Article
0 comment

NPM 6.0 and SharePoint Framework – Security Reporting

In case you recently upgrade NPM to Version 6.0 and created a new SharePoint Project through the Yeoman generator. There is a chance that you recognised the following new notification at the end of the NPM installation process.

Security Report after SPFx installation

Security Report after SPFx installation

What there are five vulnerabilities, one with severity low and four with severity high and I can run ‘npm audit’ to get a detailed report?

Don’t start to scream “fire” and run in panic through your office, uninstall all your SPFx projects from all your tenants, clean up your CDN, keep calm and learn the reason why this gets now reported after the installation.

1 – Open Source – A house built on trust

With an open source project, you have to trust or research that none of your packages contains malicious code. You used jQuery in the past, and this is a trustful source? Yes in general it is but there multiple reports where jQuery got replaced with malicious code. In September 2014 the website of jQuery was compromised and served malware.

It doesn’t have always been that extreme. In some cases, bugs in the libraries can put your server in danger. Bugs you are not even aware of and hard to spot either.

Especially with NPM, you have to trust that the package is well written or performance a costly detailed security analysis. An analysis you have to do again when a new version gets released. To some extent you have to trust it won’t harm your final product.

2 – NPM Security Issue

Yes, there is no doubt about that some scripts available on NPM are potentially insecure or contain bugs that can cause security issues in your application.

Waldek Mastykarz has an excellent article on his blog concerning external scripts in general. “What external scripts is your SharePoint Framework solution using?“.

On Medium there is another article that I highly recommend you to read. This article is named “The Node.JS Ecosystem is Chaotic and Insecure“.

Like Waldek’s post, this article describes that you should use NodeJS and NPM responsible and not install any ‘is-odd‘ package just because you read somewhere in a forum that this solves all your problems.

To make sure to become more secure the people behind NPM started to implement better security in future. The security scanner is the first step in the process and should raise awareness for potential security issues. You cannot avoid this scanner because now it gets automatically launched whenever you install a new NPM package.
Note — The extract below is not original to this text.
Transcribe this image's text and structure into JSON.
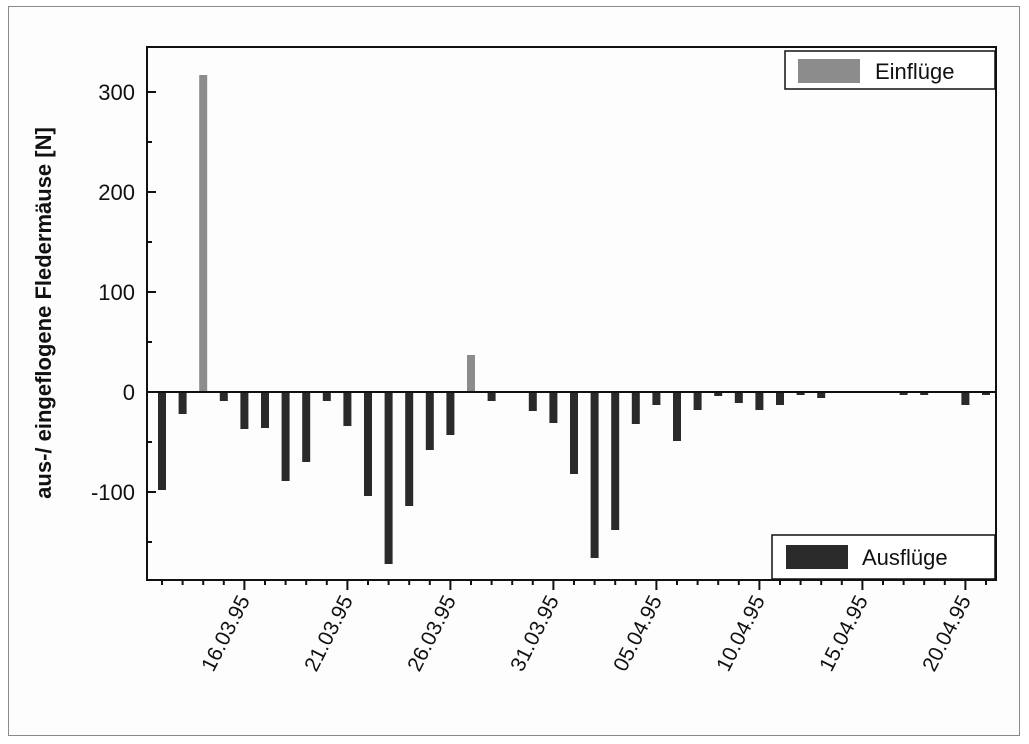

Security report after jQuery installation

In the screenshot, I installed jQuery to test this behaviour. The result is that we still have five potential security issues. This installation has not increased the overall issue count.

3 – What does it mean for SPFx

The command ‘npm audit’ appeared first in NPM version 5.10 and performed a security analysis. The result is a detailed analysis of possible issues solutions how to make your application more secure.

In case of SPFx, the reported issues are ‘gulp’ related, and the only solution would be to upgrade to a newer version.

The problem, you cannot upgrade to a newer version because there are significant changes that might break your development environment and your projects. You might be unable to open workbench or embed your web parts in Office 365.

Full npm audit report

Over time I’m pretty sure Microsoft will update ‘gulp’ to a newer version, which doesn’t mean that other possible security issues rise again, but at least those potentials are secured.

The Gulp issues are all related to the build pipeline and not to the final package you get and install on Office 365 this means that you are only insecure when you run gulp locally.

You can use Gulp to run a fully operational server installed on the internet your application that might be at risk, but in case of local development, the risk can be neglected and only affects you maybe, potentially maybe, when you develop a solution.

The majority of the SharePoint Framework is written and owned by Microsoft. The reduced all the surrounding packages as much as possible to provide a robust framework and development environment. One reason why only five issues get reported.

Personally, I try to reduce the number of NPM packages myself on my NodeJS projects as much as possible. In case of my SimpleStyle Guide, the result looks more catastrophic.

SimpleStyle NPM Audit report

Again this issues only arise when the style guide application is running and not when the output of HTML, JavaScript and CSS gets loaded from a static website.

4 – Use NPM Audit – it is a chance

Keep an eye on the ‘npm audit’ and check your source code regularly. Especially when you install a fancy UI library that creates lovely responsive sliders for example. They might contain unwanted security issues.

It is only a first small step to make NPM more secure, but it is an important one because it raises the awareness of potential issues.

The next step to make NPM more secure is to sign packages to prevent man-in-the-middle attacks. Such mechanism should make sure that the package you downloaded is the package you wanted.